Create limits with your space and time. Have you ever sat at your desk thinking about what you needed to do, but kept putting off the tasks at hand in favour of procrastinating? Sometimes when we are sitting in our work area we trick ourselves into thinking that we are being productive. This is because we are so close to actually being productive in our work space: we have the desk prepared, the computer is powered on, and the pen is readied. But we are fooling ourselves; productivity is not an area, it is an action.
To help rid yourself and your team of this habit, make sure that you set limits on your workspace and time. If you are sitting in your workspace and not working, it means you need to take an actual break, as you are not making yourself more productive by staring at the computer screen.
Set a time limit to take a break to do whatever it is that is distracting you from work, whether that is getting lost in the world of Facebook status updates or scrolling through your Pinterest account. Then come back to your workspace with a goal in mind, and don’t take any breaks until your goal is completed.
Most people find their groove when they are working towards a goal, so don’t be surprised if you don’t need a break after you have accomplished your task. By creating more boundaries for yourself within your work, you’re remove the barrier of distraction and are able to accomplish more.
Healthy team dynamics. While team members’ hard skills are an important aspect of any project team, it is important for the team to not lose sight of the soft skills that make working together possible. Conflict within a project team can be one of the biggest barriers to speed and can not only be frustrating but a waste of time and resources.
Growing up, we’ve all learned the Golden Rule: Treat others the way that you want to be treated. But to ensure that your project team is harmonious and successful, make sure that you are all following the Platinum Rule: Treat others how they want to be treated. The more you pay attention to how others prefer to communicate and the style of work that they prefer, the better you will be able to work in a way that maximizes their capabilities.
Take a ‘funk-buster’ break. It’s 3pm. You are on your third cup of coffee and staring at your computer, but for some reason your brain won’t work, and you still have to finish your quarterly report! This condition is commonly referred to as a ‘funk’ and happens when your body thinks it is sleeping because it hasn’t exerted any energy for a significant period of time.
When you find yourself in a funk, instead of trying to push your way through it, take a break. Get up out of your chair and do some jumping jacks. Take a walk around the block. Have a small dance party for one. Stop the funk as soon as you can by getting some motion into your body to remind your brain that it needs to be on alert and ready for action.

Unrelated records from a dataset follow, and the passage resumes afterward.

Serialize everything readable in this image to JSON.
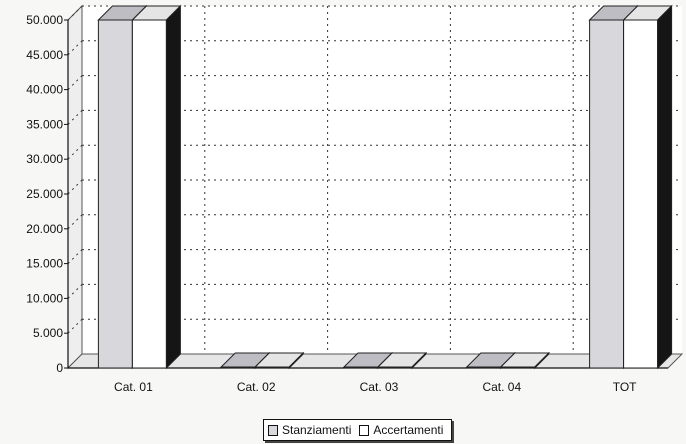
{
  "chart_data": {
    "type": "bar",
    "title": "",
    "xlabel": "",
    "ylabel": "",
    "categories": [
      "Cat. 01",
      "Cat. 02",
      "Cat. 03",
      "Cat. 04",
      "TOT"
    ],
    "series": [
      {
        "name": "Stanziamenti",
        "values": [
          50000,
          0,
          0,
          0,
          50000
        ],
        "color": "#d8d8dc"
      },
      {
        "name": "Accertamenti",
        "values": [
          50000,
          0,
          0,
          0,
          50000
        ],
        "color": "#ffffff"
      }
    ],
    "ylim": [
      0,
      50000
    ],
    "yticks": [
      0,
      5000,
      10000,
      15000,
      20000,
      25000,
      30000,
      35000,
      40000,
      45000,
      50000
    ],
    "ytick_labels": [
      "0",
      "5.000",
      "10.000",
      "15.000",
      "20.000",
      "25.000",
      "30.000",
      "35.000",
      "40.000",
      "45.000",
      "50.000"
    ],
    "grid": true,
    "style": "3d",
    "legend_position": "bottom-center"
  }
}
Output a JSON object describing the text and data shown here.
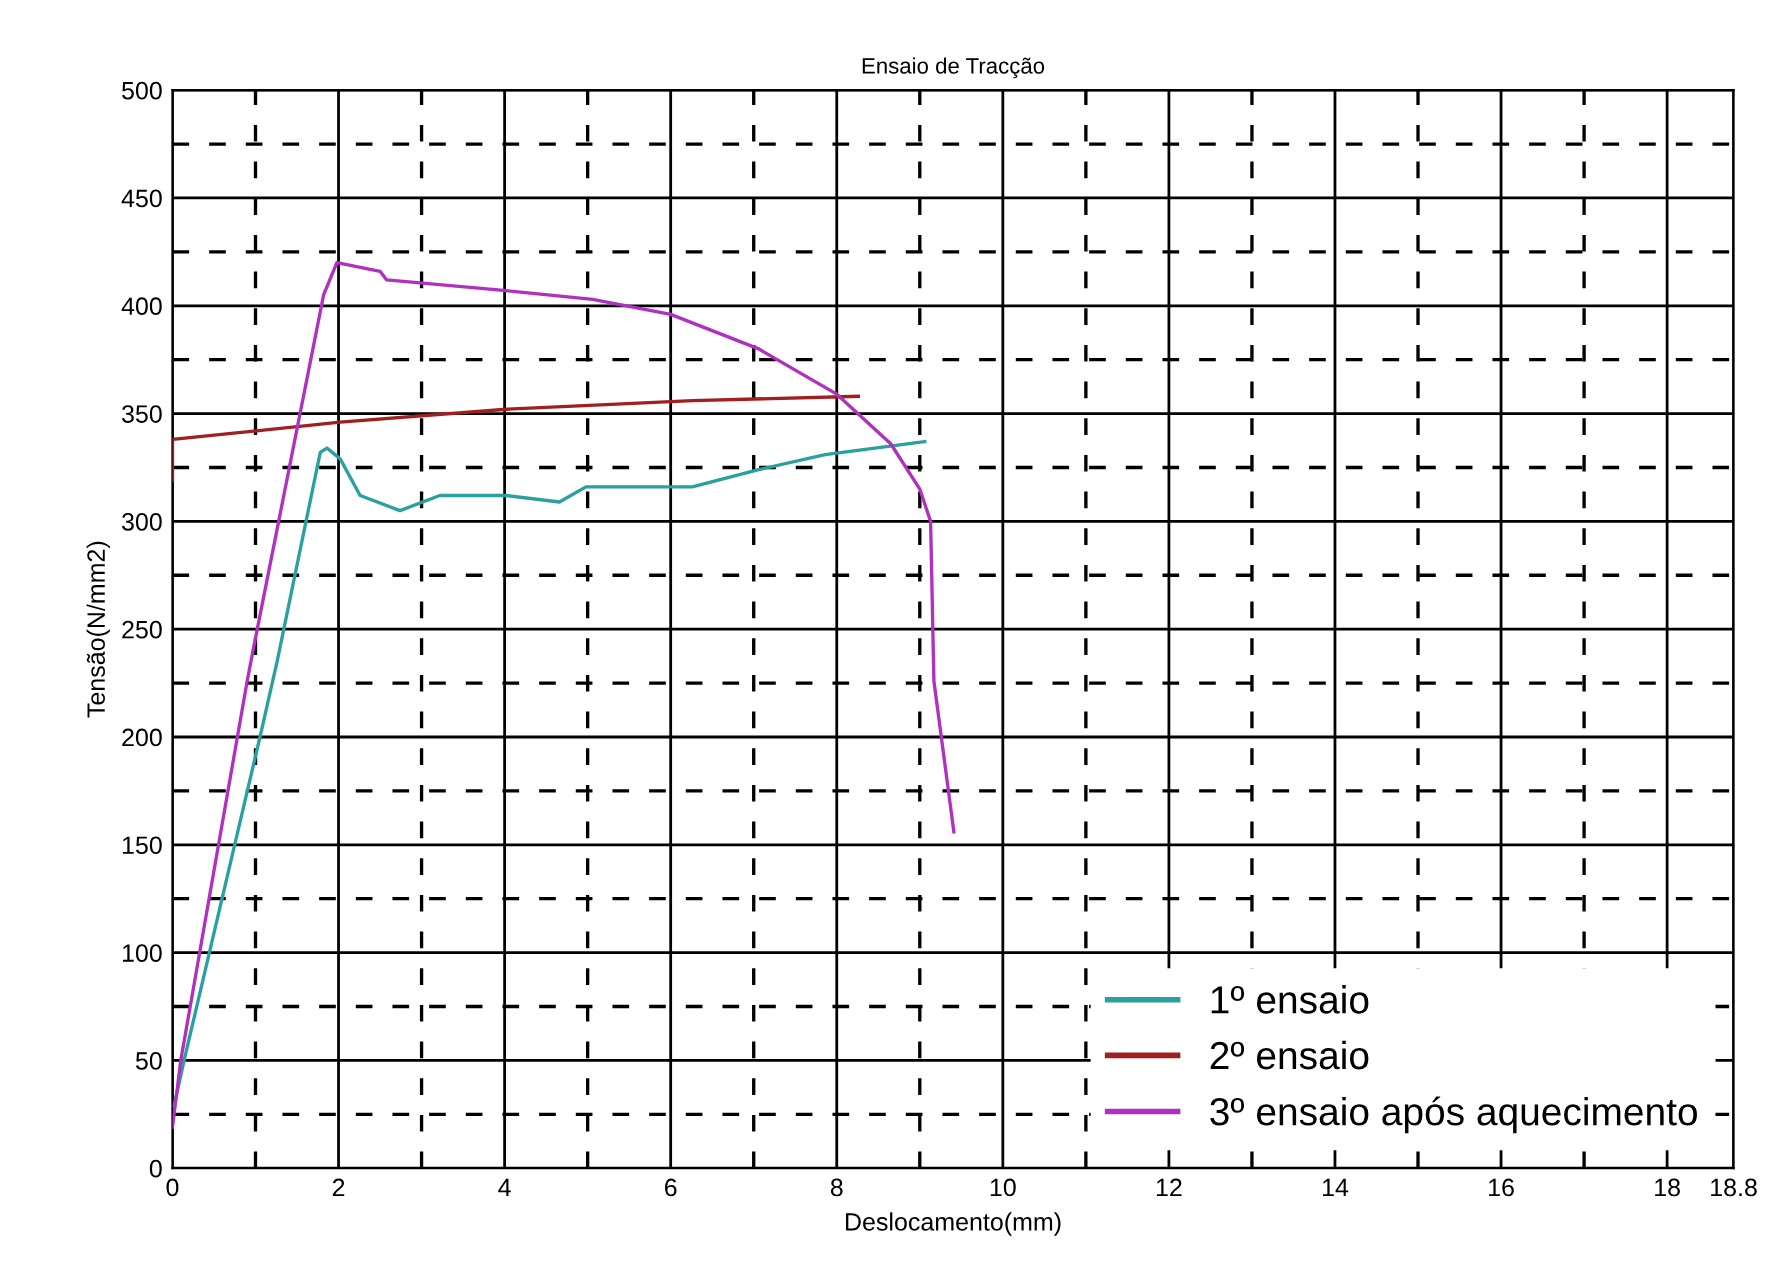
{
  "chart_data": {
    "type": "line",
    "title": "Ensaio de Tracção",
    "xlabel": "Deslocamento(mm)",
    "ylabel": "Tensão(N/mm2)",
    "xlim": [
      0,
      18.8
    ],
    "ylim": [
      0,
      500
    ],
    "xticks": [
      0,
      {
        "value": 1,
        "label": null
      },
      2,
      {
        "value": 3,
        "label": null
      },
      4,
      {
        "value": 5,
        "label": null
      },
      6,
      {
        "value": 7,
        "label": null
      },
      8,
      {
        "value": 9,
        "label": null
      },
      10,
      {
        "value": 11,
        "label": null
      },
      12,
      {
        "value": 13,
        "label": null
      },
      14,
      {
        "value": 15,
        "label": null
      },
      16,
      {
        "value": 17,
        "label": null
      },
      18,
      18.8
    ],
    "yticks": [
      0,
      {
        "value": 25,
        "label": null
      },
      50,
      {
        "value": 75,
        "label": null
      },
      100,
      {
        "value": 125,
        "label": null
      },
      150,
      {
        "value": 175,
        "label": null
      },
      200,
      {
        "value": 225,
        "label": null
      },
      250,
      {
        "value": 275,
        "label": null
      },
      300,
      {
        "value": 325,
        "label": null
      },
      350,
      {
        "value": 375,
        "label": null
      },
      400,
      {
        "value": 425,
        "label": null
      },
      450,
      {
        "value": 475,
        "label": null
      },
      500
    ],
    "grid": true,
    "legend": "bottom right",
    "line_style": "solid",
    "marker": "none",
    "series": [
      {
        "name": "1º ensaio",
        "color": "#2aa0a0",
        "x": [
          0.02,
          0.14,
          1.06,
          1.26,
          1.78,
          1.86,
          2.02,
          2.26,
          2.74,
          3.22,
          4.02,
          4.66,
          4.98,
          6.26,
          7.06,
          7.86,
          9.06
        ],
        "values": [
          29,
          50,
          201,
          235,
          332,
          334,
          329,
          312,
          305,
          312,
          312,
          309,
          316,
          316,
          324,
          331,
          337
        ]
      },
      {
        "name": "2º ensaio",
        "color": "#a02020",
        "x": [
          0,
          0,
          2.02,
          4.02,
          6.26,
          8.26
        ],
        "values": [
          319,
          338,
          346,
          352,
          356,
          358
        ]
      },
      {
        "name": "3º ensaio após aquecimento",
        "color": "#b030c0",
        "x": [
          0,
          0.1,
          0.9,
          0.98,
          1.82,
          1.98,
          2.5,
          2.58,
          4.02,
          5.06,
          6.0,
          7.06,
          8.0,
          8.65,
          9.0,
          9.13,
          9.17,
          9.41
        ],
        "values": [
          19,
          50,
          226,
          242,
          405,
          420,
          416,
          412,
          407,
          403,
          396,
          380,
          359,
          336,
          315,
          300,
          226,
          156
        ]
      }
    ]
  }
}
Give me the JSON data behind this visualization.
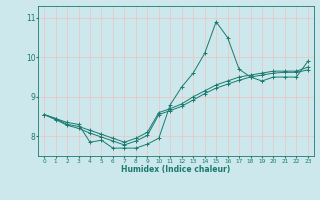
{
  "xlabel": "Humidex (Indice chaleur)",
  "background_color": "#cce8ec",
  "grid_color": "#e8c8c8",
  "line_color": "#1a7a6e",
  "xlim": [
    -0.5,
    23.5
  ],
  "ylim": [
    7.5,
    11.3
  ],
  "yticks": [
    8,
    9,
    10,
    11
  ],
  "xticks": [
    0,
    1,
    2,
    3,
    4,
    5,
    6,
    7,
    8,
    9,
    10,
    11,
    12,
    13,
    14,
    15,
    16,
    17,
    18,
    19,
    20,
    21,
    22,
    23
  ],
  "series1": {
    "x": [
      0,
      1,
      2,
      3,
      4,
      5,
      6,
      7,
      8,
      9,
      10,
      11,
      12,
      13,
      14,
      15,
      16,
      17,
      18,
      19,
      20,
      21,
      22,
      23
    ],
    "y": [
      8.55,
      8.45,
      8.35,
      8.3,
      7.85,
      7.9,
      7.7,
      7.7,
      7.7,
      7.8,
      7.95,
      8.8,
      9.25,
      9.6,
      10.1,
      10.9,
      10.5,
      9.7,
      9.5,
      9.4,
      9.5,
      9.5,
      9.5,
      9.9
    ]
  },
  "series2": {
    "x": [
      0,
      1,
      2,
      3,
      4,
      5,
      6,
      7,
      8,
      9,
      10,
      11,
      12,
      13,
      14,
      15,
      16,
      17,
      18,
      19,
      20,
      21,
      22,
      23
    ],
    "y": [
      8.55,
      8.45,
      8.3,
      8.25,
      8.15,
      8.05,
      7.95,
      7.85,
      7.95,
      8.1,
      8.6,
      8.7,
      8.82,
      9.0,
      9.15,
      9.3,
      9.4,
      9.5,
      9.55,
      9.6,
      9.65,
      9.65,
      9.65,
      9.75
    ]
  },
  "series3": {
    "x": [
      0,
      1,
      2,
      3,
      4,
      5,
      6,
      7,
      8,
      9,
      10,
      11,
      12,
      13,
      14,
      15,
      16,
      17,
      18,
      19,
      20,
      21,
      22,
      23
    ],
    "y": [
      8.55,
      8.42,
      8.28,
      8.2,
      8.08,
      7.98,
      7.88,
      7.78,
      7.88,
      8.02,
      8.55,
      8.65,
      8.76,
      8.92,
      9.08,
      9.22,
      9.32,
      9.42,
      9.5,
      9.55,
      9.6,
      9.62,
      9.62,
      9.68
    ]
  }
}
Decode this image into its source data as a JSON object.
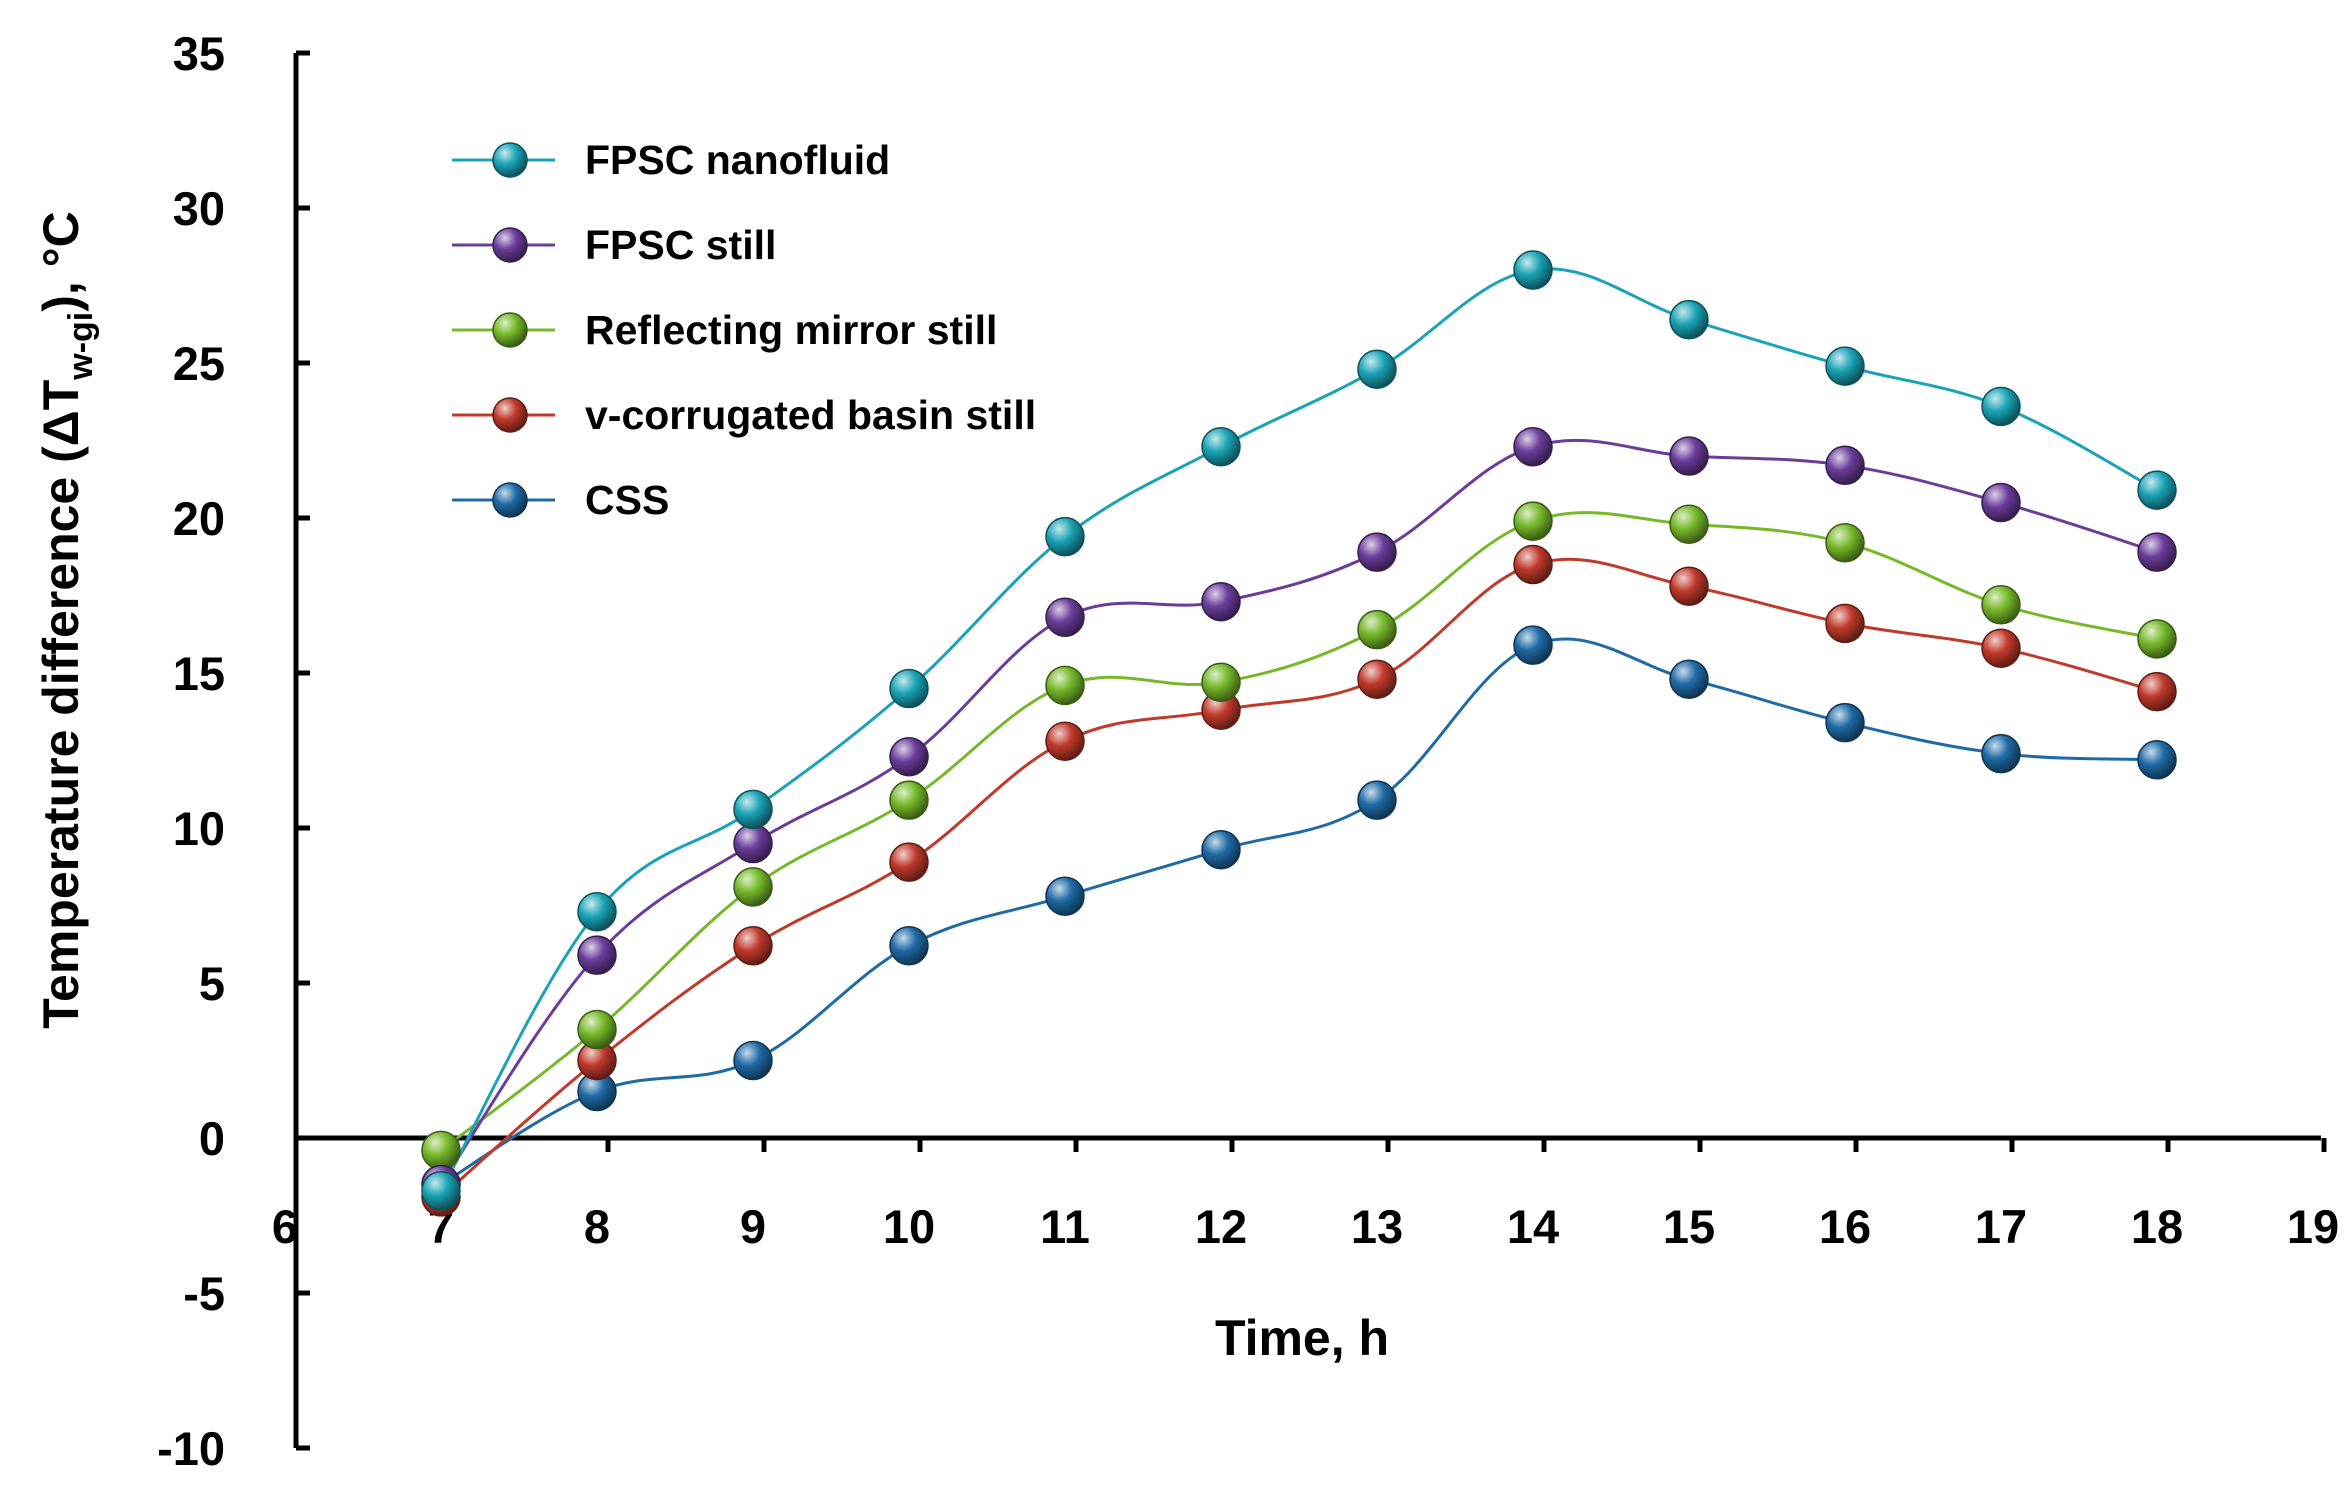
{
  "chart_data": {
    "type": "line",
    "title": "",
    "xlabel": "Time, h",
    "ylabel": {
      "prefix": "Temperature difference (ΔT",
      "subscript": "w-gi",
      "suffix": "), °C"
    },
    "xlim": [
      6,
      19
    ],
    "ylim": [
      -10,
      35
    ],
    "x_ticks": [
      6,
      7,
      8,
      9,
      10,
      11,
      12,
      13,
      14,
      15,
      16,
      17,
      18,
      19
    ],
    "y_ticks": [
      -10,
      -5,
      0,
      5,
      10,
      15,
      20,
      25,
      30,
      35
    ],
    "grid": false,
    "legend_position": "top-left",
    "x": [
      7,
      8,
      9,
      10,
      11,
      12,
      13,
      14,
      15,
      16,
      17,
      18
    ],
    "series": [
      {
        "name": "FPSC nanofluid",
        "color": "#1aa3b5",
        "values": [
          -1.7,
          7.3,
          10.6,
          14.5,
          19.4,
          22.3,
          24.8,
          28.0,
          26.4,
          24.9,
          23.6,
          20.9
        ]
      },
      {
        "name": "FPSC still",
        "color": "#6a3d9a",
        "values": [
          -1.5,
          5.9,
          9.5,
          12.3,
          16.8,
          17.3,
          18.9,
          22.3,
          22.0,
          21.7,
          20.5,
          18.9
        ]
      },
      {
        "name": "Reflecting mirror still",
        "color": "#76b82a",
        "values": [
          -0.4,
          3.5,
          8.1,
          10.9,
          14.6,
          14.7,
          16.4,
          19.9,
          19.8,
          19.2,
          17.2,
          16.1
        ]
      },
      {
        "name": "v-corrugated basin still",
        "color": "#c0392b",
        "values": [
          -1.9,
          2.5,
          6.2,
          8.9,
          12.8,
          13.8,
          14.8,
          18.5,
          17.8,
          16.6,
          15.8,
          14.4
        ]
      },
      {
        "name": "CSS",
        "color": "#1f6aa5",
        "values": [
          -1.5,
          1.5,
          2.5,
          6.2,
          7.8,
          9.3,
          10.9,
          15.9,
          14.8,
          13.4,
          12.4,
          12.2
        ]
      }
    ]
  }
}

Achieve flow. You now have a productive project team that sets time and space boundaries, has great team dynamics, and is funk-proof. The next thing to do is to ensure that your team has the skills and motivation required to get the tasks done. For your project team to be the most efficient, each member of your team should be able to consistently achieve a state of flow while performing project tasks.
Flow is a mental state where an individual is completely immersed and focused on the tasks at hand. Flow happens when there is a balance between ability level and challenge, and when there is a very clear goal.
The three biggest barriers to achieving flow are inadequate skills and/or preparation, confusion as to what the end goal is, and a lack of personal meaning in the task at hand. Make sure that your project team has the skill sets they require for their project deliverables, are able to keep their eye on the prize with clear goals, and has a personal vested interest in what it is they are doing.
Keep these tips in mind when you are safely steering your project team around barriers to speed and towards project success!